In Pursuit

Maybe you’ve heard about the drought in California? And maybe you’ve heard that weather experts are forecasting for an El Niño that should end the drought later this fall, perhaps the strongest El Niño in 50 years?

Both trends have to do with ocean water temperature. While I’m sure there’s also impact of climate change most believe that there are natural and ancient cycles of ocean current temperature change in the Pacific where our normally cold coastal water, which creates San Diego’s temperate climate year-round, turns warmer every so often bringing moisture and rain to Baja and California.

The water off the coast of California is significantly warmer than it should be, 5-10 degrees warmer than normal. One result of that is that this year’s inshore and offshore fishing is one for the ages. People are catching within a few miles of shore that are usually caught 100 miles offshore.

For anyone who fishes the Pacific this is a season for the ages. No one knows how long it might last but the thought that fishing off of California’s coast may not be this good again in our lifetime has everyone pushing to get on the water.

Innate Pursuit

Over the past few months I’ve been drawn into this more and more intensely.

  • I’ve continued to fish in local bays for bass and other species.
  • I’ve gone on several shorter, half-day type trips onto the ocean.
  • I’ve acquired all of the gear to take my kayak onto the open ocean, making my first trip last Friday morning.
  • I’ve gotten more heavy gear suitable for offshore fishing.

I have no idea what’s driving this.

It’s coming from somewhere deep inside of me that I can’t quite explain.

It’s innate. I can give you a lot of descriptions and justifications of why I’m into fishing right now, I could get Freudian and say it’s some connection to family, I could get mid-century pop psychology and say it’s about some midlife search for significance, I could get all Christianese and say it’s this or that.

I don’t really understand the drive. But that’s what it is, it’s powerful, and–frankly– I don’t feel bad about it one bit. I love it!

This past weekend, Paul and I took that pursuit to the next logical step by going on our first ever overnight fishing trip. We left San Diego at 10:00 PM on Saturday night, slept on board the Tribute for a few hours, and then spent all day Sunday fishing for bluefin tuna… a species that’s not normally seen in SoCal waters in the numbers and size that are being seen.

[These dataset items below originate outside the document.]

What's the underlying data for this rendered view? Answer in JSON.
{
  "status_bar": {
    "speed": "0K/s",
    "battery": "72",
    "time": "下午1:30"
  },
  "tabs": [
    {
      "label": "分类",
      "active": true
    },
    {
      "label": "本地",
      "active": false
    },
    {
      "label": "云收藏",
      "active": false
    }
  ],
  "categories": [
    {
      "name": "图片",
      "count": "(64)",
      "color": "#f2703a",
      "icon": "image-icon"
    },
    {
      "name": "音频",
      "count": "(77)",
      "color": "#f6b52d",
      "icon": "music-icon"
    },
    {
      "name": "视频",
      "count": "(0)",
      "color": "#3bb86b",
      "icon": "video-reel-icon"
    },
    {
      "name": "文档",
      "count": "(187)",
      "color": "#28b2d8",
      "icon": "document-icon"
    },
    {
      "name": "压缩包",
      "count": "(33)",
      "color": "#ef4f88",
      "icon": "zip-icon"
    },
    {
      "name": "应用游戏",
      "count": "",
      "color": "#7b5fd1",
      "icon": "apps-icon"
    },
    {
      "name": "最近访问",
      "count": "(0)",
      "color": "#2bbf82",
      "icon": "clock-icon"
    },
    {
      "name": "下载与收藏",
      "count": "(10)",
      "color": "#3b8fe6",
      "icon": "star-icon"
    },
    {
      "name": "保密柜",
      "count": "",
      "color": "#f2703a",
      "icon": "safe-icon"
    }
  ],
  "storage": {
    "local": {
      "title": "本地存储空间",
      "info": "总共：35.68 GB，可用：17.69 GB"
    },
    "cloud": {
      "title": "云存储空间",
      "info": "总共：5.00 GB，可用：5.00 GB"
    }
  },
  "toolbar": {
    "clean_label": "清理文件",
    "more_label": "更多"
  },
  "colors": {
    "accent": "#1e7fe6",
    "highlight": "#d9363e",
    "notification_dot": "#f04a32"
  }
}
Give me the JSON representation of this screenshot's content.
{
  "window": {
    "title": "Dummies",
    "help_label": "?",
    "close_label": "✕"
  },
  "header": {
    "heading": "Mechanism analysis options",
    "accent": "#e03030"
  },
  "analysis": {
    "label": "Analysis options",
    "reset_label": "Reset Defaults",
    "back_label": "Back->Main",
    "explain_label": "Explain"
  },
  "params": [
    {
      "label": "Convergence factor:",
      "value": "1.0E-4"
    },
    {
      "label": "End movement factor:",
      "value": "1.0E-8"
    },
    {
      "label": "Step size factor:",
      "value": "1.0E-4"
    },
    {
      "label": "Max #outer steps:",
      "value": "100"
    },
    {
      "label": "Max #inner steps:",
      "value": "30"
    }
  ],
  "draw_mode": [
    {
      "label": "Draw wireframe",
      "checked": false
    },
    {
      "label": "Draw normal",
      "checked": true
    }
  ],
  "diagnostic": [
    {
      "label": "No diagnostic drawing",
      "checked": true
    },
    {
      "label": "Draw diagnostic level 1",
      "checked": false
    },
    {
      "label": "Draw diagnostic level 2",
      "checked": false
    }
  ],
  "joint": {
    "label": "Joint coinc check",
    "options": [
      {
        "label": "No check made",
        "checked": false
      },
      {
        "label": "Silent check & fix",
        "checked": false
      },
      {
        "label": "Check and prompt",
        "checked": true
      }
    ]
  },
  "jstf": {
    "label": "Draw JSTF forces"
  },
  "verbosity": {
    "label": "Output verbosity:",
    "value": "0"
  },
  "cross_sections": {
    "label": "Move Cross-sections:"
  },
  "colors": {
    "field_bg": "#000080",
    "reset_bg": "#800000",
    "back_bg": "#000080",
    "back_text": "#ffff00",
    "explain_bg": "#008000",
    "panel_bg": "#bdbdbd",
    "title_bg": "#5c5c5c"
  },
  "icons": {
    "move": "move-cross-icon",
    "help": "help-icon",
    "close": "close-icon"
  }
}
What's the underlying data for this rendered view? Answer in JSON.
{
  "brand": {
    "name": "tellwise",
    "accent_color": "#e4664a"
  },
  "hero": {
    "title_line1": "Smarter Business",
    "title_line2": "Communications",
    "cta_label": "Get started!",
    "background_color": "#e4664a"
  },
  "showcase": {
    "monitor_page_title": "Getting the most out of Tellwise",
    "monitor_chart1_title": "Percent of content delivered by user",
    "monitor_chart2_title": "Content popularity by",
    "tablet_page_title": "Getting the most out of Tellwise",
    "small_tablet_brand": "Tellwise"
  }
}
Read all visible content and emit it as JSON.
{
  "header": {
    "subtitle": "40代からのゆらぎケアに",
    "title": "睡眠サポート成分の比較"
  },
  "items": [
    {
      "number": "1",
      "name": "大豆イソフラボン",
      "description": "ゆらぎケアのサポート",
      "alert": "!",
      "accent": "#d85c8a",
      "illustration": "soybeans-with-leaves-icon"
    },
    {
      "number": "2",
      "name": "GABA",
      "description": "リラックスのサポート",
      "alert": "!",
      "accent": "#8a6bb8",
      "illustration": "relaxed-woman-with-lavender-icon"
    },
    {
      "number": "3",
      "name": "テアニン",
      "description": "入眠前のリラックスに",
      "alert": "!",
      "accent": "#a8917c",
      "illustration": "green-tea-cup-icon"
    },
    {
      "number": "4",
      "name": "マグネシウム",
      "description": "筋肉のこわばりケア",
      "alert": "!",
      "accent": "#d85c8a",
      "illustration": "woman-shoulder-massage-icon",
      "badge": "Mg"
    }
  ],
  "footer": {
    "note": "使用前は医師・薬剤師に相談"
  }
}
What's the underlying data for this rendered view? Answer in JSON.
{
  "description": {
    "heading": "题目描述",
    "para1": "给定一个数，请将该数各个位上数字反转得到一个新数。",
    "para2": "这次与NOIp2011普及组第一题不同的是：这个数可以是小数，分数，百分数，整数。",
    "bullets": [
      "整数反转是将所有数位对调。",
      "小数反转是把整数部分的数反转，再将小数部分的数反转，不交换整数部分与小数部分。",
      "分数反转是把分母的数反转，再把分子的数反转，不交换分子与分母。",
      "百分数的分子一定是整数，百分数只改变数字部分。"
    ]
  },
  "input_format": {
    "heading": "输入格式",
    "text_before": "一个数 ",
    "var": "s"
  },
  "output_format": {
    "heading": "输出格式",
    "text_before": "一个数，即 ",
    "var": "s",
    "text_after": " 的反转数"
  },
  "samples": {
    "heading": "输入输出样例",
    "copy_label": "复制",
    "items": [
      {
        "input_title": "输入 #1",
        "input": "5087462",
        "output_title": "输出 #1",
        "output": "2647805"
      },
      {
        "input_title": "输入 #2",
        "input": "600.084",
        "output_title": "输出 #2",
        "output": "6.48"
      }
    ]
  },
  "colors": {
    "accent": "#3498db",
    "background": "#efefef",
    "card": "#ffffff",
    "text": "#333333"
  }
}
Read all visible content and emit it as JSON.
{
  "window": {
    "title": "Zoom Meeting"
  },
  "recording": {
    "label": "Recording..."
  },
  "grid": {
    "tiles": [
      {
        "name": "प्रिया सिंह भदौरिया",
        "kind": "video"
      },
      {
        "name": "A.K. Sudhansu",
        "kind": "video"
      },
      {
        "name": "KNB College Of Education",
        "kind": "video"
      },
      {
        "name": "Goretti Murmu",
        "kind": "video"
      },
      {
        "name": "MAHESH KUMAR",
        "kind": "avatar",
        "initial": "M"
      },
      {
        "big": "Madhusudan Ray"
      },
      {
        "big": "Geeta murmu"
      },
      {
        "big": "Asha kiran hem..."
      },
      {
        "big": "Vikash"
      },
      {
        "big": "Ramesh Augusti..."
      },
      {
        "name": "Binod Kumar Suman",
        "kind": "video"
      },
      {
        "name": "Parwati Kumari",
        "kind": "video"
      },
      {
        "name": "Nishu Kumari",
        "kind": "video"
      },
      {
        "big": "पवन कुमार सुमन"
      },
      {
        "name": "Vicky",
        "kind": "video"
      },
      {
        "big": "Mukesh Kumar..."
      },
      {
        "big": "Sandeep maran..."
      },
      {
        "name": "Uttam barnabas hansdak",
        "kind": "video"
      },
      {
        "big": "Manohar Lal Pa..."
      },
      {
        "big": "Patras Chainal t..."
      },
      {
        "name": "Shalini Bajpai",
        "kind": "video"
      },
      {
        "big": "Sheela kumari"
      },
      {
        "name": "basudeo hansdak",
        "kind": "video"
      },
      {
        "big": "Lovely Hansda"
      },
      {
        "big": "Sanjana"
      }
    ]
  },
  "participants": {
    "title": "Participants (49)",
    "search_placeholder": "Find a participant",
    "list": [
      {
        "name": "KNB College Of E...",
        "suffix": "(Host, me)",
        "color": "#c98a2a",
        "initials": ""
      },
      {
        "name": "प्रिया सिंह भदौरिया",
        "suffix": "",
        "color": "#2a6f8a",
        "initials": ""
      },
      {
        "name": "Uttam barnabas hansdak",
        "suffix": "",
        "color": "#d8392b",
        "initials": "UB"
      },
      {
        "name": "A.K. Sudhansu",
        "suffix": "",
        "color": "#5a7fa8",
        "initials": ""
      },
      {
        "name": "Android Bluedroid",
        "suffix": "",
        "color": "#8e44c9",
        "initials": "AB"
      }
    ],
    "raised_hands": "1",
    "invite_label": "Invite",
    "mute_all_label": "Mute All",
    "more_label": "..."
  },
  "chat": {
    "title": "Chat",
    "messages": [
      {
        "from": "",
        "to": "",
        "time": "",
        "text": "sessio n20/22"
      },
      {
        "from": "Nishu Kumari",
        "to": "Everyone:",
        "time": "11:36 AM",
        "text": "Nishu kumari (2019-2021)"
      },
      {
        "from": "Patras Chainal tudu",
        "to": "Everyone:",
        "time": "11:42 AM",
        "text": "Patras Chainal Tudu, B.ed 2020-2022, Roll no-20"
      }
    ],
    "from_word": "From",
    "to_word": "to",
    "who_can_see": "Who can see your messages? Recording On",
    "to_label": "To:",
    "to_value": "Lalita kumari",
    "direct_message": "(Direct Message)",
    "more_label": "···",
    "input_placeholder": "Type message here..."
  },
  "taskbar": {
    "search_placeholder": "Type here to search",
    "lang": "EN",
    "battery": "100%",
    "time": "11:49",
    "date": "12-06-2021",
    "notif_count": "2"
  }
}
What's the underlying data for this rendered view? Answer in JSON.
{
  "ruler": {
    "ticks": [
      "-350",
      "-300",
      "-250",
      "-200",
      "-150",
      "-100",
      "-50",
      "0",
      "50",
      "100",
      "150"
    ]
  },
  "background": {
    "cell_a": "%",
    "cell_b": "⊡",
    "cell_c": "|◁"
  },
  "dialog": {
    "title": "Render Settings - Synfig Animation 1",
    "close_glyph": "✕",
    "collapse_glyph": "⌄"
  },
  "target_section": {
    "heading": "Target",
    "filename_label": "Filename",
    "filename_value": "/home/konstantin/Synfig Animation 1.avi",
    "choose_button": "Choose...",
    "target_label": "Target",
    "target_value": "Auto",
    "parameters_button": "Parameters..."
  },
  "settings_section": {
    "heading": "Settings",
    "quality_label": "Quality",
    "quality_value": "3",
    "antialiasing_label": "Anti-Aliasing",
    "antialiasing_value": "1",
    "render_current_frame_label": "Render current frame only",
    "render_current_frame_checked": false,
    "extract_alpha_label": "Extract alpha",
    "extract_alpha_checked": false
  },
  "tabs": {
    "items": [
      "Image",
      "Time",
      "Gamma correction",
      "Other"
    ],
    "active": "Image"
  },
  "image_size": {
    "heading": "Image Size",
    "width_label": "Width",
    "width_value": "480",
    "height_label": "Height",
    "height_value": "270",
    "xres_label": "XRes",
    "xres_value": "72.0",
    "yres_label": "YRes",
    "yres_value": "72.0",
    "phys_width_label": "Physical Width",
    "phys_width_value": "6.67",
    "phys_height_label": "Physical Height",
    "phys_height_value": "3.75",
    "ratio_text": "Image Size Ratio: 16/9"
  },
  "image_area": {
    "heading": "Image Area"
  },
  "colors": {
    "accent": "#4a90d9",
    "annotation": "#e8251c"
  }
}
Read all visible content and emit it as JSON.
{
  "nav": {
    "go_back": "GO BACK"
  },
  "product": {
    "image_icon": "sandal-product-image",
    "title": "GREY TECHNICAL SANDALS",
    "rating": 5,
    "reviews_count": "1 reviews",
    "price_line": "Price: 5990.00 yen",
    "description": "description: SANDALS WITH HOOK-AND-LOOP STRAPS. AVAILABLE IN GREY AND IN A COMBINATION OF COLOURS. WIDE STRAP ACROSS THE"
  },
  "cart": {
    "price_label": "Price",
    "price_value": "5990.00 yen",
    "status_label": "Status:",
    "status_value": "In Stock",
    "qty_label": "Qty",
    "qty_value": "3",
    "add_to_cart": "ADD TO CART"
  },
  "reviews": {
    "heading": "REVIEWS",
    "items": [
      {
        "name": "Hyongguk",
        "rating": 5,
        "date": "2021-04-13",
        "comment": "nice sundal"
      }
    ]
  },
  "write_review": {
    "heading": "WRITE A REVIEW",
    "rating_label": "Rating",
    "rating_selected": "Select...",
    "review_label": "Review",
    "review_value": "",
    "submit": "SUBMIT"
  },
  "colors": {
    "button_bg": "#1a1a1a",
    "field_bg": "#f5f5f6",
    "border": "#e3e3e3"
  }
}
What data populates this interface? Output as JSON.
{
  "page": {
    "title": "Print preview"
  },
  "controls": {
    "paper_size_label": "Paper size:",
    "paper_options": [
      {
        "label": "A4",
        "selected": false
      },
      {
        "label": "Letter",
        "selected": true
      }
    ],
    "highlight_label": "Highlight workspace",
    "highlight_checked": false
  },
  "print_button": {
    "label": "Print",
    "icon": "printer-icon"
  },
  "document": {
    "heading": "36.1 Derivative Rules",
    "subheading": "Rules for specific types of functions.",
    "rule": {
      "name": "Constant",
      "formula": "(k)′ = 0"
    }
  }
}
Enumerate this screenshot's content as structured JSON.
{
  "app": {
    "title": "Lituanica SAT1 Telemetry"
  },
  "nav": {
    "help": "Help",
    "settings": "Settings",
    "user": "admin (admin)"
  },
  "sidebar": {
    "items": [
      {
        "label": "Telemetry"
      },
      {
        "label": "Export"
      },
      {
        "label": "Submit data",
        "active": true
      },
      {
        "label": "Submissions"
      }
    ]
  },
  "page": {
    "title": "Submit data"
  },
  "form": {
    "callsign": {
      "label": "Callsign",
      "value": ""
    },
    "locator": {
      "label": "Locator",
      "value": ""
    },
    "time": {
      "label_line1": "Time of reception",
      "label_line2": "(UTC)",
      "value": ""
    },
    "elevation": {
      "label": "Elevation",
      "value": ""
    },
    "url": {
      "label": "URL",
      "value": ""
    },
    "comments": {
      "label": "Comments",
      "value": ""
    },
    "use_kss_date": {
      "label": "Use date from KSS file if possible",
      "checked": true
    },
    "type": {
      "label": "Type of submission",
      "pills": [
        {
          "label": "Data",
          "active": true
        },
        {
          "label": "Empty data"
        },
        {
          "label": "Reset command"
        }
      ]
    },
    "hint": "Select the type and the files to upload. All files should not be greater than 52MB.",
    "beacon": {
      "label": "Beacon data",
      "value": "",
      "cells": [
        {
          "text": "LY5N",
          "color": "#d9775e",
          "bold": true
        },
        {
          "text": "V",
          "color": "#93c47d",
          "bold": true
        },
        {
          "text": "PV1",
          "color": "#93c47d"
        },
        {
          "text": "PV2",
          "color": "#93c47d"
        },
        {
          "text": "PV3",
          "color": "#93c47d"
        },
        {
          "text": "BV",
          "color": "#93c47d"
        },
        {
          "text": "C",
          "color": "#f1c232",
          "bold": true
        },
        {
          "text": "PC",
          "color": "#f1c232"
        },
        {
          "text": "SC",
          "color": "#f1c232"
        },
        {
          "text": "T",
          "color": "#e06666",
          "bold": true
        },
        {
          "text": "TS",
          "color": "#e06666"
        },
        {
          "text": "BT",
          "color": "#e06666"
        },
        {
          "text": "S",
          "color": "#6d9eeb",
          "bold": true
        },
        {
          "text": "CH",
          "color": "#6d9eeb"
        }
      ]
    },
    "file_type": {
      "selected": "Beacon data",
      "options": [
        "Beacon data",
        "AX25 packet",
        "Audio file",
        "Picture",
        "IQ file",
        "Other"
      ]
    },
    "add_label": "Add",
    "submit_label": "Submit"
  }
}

We woke up before dawn yesterday, did one last gear check, and then fished from first light until the boat was full at about 1:00 PM.

Paul was the first between us to catch a fish, landing his fish at about 8:30. You haven’t lived until you see you son reel in a 35 pound fish. (Half his body weight!) It’s a mano y mano battle. You are reeling hundreds of yards of line like mad and shuffling to stay in front of it while it’s trying to swim away. You tire the thing out to get it to finally come to the surface and submit to it’s fate. It was especially awesome that the entire crew and fellow fishermen cheered for him as his boat came on deck. “Yeah PAUL!” followed by fist bumps, chest pumping, pats on the back, and congratulations from every corner of the boat. I got to witness a moment of manhood in my boy’s that is one small step towards what’s to come in his life, and that was priceless.

Throughout the day Paul and I lost a combined three other big tuna while the rest of the boat continued catching. I started to think I might not catch one myself and go home with stories of the ones that got away.

But just as we were reaching the boats limit of 2 fish each, my reel started screaming, I clicked it into gear and it peeled away some line on the drag right away. Initially I thought I had a little guy as it allowed me to pull it near the boat quickly. But just as it was about 50 feet from the boat it went on a giant run, showing it’s strength. 30 minutes of fighting later the captain gaffed it and pulled it on board.

No Pursuit, No Health

As I laid in my bunk on the long ride back to San Diego I started to reflect on this fishing pursuit.

Why am I paddling my kayak out 3 miles from the shore in La Jolla? Why did Paul ask for this trip for his birthday? Why did landing those fish feel so good? Why is this boat full of men and women doing the same thing?

But that’s when it started to sink in. 

We live in a society where things are upside down. Weber’s Protestant Work Ethic teaches us that virtue comes by unlimited hard work and frugality. So our culture tells us to feel guilty when we rest or do anything recreationally or maybe spend money unnecessarily.

But laying in that bunk thinking about the day, seeing the pride from my son– a little swagger, and the pure joy on display on this boat leads me to conclude this: I have no guilt in this pursuit. In fact, I’m not worried about people who have pursuits. I’m worried about people without pursuits.

People who convince themselves that their work is their sole passion scare me. I love what I do and am fortunate to have a career that reflects so much of who God has made me to be. But it’d be sad if that defined me wholly.

I am more than my work. (Which I love)

I am more than what people know me for. (Which is great)

I am more than a dad and husband. (Roles I cherish)

I am more than any label.

I am more.

I am made in the image of God, a God in pursuit of His children.

I am made to pursue. And when I do? It reflects His image in me.

To not pursue is to not reflect His image.